9.         In accordance with article 2, paragraph 3 (a), of the Covenant, the State party is under an obligation to provide Mr. Gallimore with an effective remedy, including either reducing the non-parole period to the Ammendment Act's minimum of seven years, or reevaluating the non-parole period in a procedure that guarantees the enjoyment of the author's rights under article 14, or some other appropriate procedure. The State party is under an obligation to ensure that similar violations do not occur in the future.

 

10.       On becoming a State party to the Optional Protocol, Jamaica recognized the competence of the Committee to determine whether there has been a violation of the Covenant or not. This case was submitted for consideration before Jamaica's denunciation of the Optional Protocol became effective on 23 January 1998; in accordance with article 12(2) of the Optional Protocol the communication is subject to the continued application of the Optional Protocol.
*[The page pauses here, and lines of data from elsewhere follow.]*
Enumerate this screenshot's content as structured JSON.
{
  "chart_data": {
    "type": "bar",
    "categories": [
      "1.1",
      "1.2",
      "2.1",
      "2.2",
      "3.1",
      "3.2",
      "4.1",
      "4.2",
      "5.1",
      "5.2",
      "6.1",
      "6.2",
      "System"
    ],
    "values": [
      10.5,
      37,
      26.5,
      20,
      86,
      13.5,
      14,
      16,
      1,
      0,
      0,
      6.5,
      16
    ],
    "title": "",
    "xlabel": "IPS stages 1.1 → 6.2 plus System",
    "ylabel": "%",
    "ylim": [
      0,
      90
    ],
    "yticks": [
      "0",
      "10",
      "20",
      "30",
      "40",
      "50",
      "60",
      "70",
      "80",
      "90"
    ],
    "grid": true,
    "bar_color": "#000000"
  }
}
Pursuant to article 2 of the Covenant, the State party has undertaken to ensure to all individuals within its territory and subject to its jurisdiction the rights recognized in the Covenant and to provide an effective and enforceable remedy in case a violation has been established. The Committee wishes to receive from the State Party, within ninety days, information about the measures taken to give effect to the Committee's Views. The State party is also requested to publish the Committee's Views.

 

APPENDIX

 

INDIVIDUAL OPINION BY COMMITTEE MEMBER HIPÓLITO SOLARI YRIGOYEN (PARTLY DISSENTING)

 

I hold a dissenting opinion on paragraph 7.1. The author has made specific allegations of ill-treatment while detained in police custody and later in St. Catherine's Prison, where he suffered an injury to his hand which rendered it unusable for 17 days; according to his counsel, the prison authorities were apprised of the fact. The State party has provided no information on these claims, merely asking the Committee for further details: this is not proper in view of its obligation under article 4, paragraph 2, of the Optional Protocol. Nor has the Committee been informed whether any investigation into the matter was mounted. In the light of the foregoing, the Committee considers that account must be taken of the author's accusations, and that the treatment the author suffered, both in police custody and in prison, violates articles 7 and 10, paragraph 1, of the Covenant.